İsrail, Lübnan, İran gibi ülkeleri yakından ilgilendirdiği
gibi Rusya ve Çin'in de ilgi
alanına giriyordu.
Üç gün içinde çekip gideceği düşünülmesine rağmen
Esed, uzun zamandır direniyor. Ne kadar direneceği
(ve ne kadar insan öldüreceği) de şimdiden kestirilemiyor. Orada
oynayacak bir taş, Esed'e destek veren güçleri de
etkileyecek. Mesela İran'ın onca riski göze alarak
Suriye'ye tam destek vermesi sadece gönül bağından ya da mezhep
taassubundan kaynaklanmıyor. Suriye
rejimindeki depremin şiddeti bölgedeki İran
güdümlü devletleri de, İran'ın kendi baskıcı
rejimini de sarsacak. O artçı sarsıntıların Lübnan başta olmak
üzere Şii fay hattında kırılmalara yol açacağı
aşikâr.
Hükümetin günahlarını bile sevap gösterenlerle; sevaplarını bile "günah" hanesine yazmakta "ısrsrcı" olanlara diyoruz ki:
Dostlar;
Dumanlı böylesine objektif yazdığında saygınlığından bir şey mi kaybediyor?..
Yoksa saygınlığına saygınlık mı katıyor?..
Yok yok; cevabınızı yüksek sesle vermek zorunda değilsiniz...

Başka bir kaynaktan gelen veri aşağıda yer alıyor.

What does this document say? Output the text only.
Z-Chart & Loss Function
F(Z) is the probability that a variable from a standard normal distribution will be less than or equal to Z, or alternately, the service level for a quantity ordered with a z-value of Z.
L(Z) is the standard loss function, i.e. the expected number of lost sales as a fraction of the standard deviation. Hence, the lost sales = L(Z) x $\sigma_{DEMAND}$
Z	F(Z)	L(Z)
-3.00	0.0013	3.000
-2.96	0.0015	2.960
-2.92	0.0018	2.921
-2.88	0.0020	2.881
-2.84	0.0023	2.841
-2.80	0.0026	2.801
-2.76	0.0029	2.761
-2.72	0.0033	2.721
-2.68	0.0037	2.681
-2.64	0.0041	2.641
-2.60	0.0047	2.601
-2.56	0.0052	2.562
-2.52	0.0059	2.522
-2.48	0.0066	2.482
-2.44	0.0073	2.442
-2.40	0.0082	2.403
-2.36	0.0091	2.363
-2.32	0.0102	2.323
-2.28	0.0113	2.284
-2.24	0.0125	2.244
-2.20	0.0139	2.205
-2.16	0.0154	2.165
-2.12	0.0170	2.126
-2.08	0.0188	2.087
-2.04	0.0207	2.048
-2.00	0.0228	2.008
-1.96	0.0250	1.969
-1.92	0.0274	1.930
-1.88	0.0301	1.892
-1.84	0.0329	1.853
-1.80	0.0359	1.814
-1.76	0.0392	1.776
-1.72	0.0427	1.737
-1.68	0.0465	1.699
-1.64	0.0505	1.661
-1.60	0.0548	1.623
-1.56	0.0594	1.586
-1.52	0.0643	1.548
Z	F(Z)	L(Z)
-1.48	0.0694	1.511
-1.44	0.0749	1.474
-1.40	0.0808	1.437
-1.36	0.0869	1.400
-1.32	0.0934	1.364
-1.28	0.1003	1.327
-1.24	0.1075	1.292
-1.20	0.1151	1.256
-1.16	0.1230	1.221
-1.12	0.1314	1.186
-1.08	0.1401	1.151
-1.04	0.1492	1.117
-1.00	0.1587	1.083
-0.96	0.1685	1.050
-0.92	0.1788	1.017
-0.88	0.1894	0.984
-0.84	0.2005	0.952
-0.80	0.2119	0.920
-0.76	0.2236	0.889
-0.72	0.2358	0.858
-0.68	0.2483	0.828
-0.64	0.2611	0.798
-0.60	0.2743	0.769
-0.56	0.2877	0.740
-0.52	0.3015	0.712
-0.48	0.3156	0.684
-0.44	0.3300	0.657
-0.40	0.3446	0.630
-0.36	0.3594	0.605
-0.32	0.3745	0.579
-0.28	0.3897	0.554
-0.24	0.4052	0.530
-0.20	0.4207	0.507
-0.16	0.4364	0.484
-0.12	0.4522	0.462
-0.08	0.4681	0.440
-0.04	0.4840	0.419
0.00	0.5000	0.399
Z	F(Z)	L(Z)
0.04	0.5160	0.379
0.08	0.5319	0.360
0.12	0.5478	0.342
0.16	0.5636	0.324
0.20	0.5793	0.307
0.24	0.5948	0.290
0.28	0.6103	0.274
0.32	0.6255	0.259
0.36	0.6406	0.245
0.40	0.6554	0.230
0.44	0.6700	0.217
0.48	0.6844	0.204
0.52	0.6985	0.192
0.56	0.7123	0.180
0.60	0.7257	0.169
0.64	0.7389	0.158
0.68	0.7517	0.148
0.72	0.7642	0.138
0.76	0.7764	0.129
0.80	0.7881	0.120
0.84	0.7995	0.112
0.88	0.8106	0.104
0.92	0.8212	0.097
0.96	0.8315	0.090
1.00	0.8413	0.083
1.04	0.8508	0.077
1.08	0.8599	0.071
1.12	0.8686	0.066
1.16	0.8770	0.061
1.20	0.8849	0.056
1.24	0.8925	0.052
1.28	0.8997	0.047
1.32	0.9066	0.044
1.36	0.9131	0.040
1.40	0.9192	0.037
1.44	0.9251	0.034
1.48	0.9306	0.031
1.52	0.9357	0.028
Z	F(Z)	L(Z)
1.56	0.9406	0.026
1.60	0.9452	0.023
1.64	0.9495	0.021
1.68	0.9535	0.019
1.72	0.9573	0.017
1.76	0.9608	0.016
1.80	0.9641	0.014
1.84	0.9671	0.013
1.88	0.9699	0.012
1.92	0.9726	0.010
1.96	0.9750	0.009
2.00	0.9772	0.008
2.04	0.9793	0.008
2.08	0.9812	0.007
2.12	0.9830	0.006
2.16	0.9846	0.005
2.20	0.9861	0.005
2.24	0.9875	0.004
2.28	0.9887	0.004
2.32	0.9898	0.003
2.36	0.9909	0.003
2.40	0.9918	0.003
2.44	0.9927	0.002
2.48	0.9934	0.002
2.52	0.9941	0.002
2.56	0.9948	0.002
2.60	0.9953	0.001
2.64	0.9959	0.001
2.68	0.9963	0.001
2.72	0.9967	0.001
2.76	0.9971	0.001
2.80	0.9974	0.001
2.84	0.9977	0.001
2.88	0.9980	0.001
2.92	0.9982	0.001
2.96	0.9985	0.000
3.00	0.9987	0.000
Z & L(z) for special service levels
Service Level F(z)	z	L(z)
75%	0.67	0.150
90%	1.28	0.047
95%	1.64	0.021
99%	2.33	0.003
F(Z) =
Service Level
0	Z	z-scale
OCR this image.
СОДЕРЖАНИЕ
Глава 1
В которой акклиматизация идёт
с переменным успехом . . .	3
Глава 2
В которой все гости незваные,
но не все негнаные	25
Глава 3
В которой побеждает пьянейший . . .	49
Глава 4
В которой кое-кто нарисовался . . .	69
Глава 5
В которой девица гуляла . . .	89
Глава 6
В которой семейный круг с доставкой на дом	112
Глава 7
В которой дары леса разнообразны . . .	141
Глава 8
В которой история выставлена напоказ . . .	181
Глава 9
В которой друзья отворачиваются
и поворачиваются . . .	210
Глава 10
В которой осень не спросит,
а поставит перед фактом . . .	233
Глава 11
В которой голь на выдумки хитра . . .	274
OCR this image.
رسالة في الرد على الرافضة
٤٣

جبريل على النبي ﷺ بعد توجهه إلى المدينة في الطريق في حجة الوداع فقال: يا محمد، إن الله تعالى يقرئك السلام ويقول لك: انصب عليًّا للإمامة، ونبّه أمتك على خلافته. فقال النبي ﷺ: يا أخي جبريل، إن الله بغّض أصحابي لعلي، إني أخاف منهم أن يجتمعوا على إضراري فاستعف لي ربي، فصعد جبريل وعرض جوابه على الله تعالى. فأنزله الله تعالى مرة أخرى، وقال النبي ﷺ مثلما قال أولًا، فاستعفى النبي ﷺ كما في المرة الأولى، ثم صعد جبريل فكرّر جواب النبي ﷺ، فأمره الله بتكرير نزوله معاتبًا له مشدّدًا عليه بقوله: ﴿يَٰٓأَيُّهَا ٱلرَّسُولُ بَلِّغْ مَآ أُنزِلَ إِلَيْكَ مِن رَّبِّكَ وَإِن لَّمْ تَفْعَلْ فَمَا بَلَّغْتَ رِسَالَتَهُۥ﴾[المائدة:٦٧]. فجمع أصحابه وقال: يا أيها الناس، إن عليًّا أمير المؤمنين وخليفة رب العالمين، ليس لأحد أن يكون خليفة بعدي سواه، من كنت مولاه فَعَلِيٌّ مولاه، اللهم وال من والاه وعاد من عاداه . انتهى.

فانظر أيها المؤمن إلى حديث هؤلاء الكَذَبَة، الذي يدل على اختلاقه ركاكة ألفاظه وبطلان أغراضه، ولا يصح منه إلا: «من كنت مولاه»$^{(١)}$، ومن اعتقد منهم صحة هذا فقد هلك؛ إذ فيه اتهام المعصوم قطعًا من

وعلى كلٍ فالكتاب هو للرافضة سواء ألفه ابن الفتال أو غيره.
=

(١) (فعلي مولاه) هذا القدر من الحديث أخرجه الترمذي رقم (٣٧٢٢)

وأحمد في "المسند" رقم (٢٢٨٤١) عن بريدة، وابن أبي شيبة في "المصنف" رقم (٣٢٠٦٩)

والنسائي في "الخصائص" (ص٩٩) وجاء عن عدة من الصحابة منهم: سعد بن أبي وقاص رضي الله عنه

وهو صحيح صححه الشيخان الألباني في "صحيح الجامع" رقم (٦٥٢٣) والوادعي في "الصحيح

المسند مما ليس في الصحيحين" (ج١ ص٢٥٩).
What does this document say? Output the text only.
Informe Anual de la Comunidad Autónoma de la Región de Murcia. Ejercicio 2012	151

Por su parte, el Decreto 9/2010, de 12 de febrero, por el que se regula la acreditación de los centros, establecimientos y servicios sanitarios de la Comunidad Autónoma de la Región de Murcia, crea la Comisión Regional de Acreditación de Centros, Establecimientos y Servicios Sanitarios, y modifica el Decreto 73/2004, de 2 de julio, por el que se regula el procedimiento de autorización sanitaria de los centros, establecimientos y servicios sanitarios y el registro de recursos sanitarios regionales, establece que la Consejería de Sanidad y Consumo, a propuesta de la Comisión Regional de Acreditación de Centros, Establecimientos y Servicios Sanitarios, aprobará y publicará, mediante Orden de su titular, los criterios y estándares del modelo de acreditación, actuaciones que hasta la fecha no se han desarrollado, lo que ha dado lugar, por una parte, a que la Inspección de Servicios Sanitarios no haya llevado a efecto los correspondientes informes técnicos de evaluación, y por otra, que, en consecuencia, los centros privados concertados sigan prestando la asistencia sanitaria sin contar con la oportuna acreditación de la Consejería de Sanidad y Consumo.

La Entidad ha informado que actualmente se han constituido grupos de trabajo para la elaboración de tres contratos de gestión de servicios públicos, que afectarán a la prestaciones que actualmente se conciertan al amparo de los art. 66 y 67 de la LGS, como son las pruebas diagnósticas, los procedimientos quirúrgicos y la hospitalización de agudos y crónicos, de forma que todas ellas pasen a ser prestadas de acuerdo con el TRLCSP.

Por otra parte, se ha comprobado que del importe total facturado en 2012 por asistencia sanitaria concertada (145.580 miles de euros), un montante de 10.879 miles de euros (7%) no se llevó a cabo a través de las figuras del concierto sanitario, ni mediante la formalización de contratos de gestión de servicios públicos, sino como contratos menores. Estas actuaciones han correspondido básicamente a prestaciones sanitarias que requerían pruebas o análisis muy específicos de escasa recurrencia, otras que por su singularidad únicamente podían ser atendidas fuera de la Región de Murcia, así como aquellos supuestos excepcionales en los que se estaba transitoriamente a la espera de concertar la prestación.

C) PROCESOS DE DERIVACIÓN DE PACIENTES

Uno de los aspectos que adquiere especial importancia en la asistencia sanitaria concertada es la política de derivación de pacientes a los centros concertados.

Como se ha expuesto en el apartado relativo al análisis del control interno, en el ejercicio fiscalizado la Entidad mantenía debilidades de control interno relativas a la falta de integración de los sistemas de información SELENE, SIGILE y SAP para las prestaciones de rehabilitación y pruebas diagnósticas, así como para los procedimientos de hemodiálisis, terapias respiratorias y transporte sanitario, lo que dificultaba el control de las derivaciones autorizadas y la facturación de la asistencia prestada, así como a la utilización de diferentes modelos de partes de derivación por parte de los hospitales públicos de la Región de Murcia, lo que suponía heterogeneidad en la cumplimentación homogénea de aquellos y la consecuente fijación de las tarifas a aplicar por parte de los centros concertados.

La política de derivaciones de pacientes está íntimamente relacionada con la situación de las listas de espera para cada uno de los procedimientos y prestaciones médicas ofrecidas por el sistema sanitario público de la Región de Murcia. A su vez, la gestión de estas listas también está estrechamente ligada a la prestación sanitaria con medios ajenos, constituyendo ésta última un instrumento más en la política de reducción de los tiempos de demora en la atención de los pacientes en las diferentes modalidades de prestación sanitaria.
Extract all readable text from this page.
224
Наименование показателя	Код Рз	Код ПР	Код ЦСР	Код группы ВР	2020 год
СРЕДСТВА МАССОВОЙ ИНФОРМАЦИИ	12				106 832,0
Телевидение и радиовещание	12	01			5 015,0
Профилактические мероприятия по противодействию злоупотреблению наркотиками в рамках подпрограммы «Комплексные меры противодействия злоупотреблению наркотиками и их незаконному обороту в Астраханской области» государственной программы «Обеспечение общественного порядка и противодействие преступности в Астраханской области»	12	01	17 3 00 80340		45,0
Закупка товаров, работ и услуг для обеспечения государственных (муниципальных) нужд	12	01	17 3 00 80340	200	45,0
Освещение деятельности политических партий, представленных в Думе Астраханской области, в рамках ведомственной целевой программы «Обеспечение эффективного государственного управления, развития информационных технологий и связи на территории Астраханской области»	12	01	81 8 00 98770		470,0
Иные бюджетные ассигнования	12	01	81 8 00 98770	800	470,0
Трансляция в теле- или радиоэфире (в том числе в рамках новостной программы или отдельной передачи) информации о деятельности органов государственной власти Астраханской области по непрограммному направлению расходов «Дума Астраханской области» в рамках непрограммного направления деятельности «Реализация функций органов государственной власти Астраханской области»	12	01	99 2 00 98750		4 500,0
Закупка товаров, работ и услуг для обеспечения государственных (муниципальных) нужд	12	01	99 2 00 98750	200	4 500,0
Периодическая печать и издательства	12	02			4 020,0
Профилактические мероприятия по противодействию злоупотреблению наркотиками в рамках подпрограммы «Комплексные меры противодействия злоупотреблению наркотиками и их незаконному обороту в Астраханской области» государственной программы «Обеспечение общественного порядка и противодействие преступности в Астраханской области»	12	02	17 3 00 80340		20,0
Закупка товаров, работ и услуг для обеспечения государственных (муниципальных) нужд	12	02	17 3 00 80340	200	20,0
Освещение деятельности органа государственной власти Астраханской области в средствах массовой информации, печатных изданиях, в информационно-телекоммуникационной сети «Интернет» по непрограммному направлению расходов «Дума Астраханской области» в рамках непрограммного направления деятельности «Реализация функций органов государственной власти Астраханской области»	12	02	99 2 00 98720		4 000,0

Kendinizle baş başa kalıp düşünün ve sonra duygularınızdan arınıp, aklınızla verin cevabınızı:
Kulağımıza yaklaşın ve söyleyin:
"Saygınlığına saygınlık katıyor" diyorsunuz...
El hak doğrusunuz...
Daaaa...
Siz niye fanatizmi tercih ediyorsunuz?..
O halde hele bir de makalenin tamamını okumak için tıklayıverin de görün daha neler var...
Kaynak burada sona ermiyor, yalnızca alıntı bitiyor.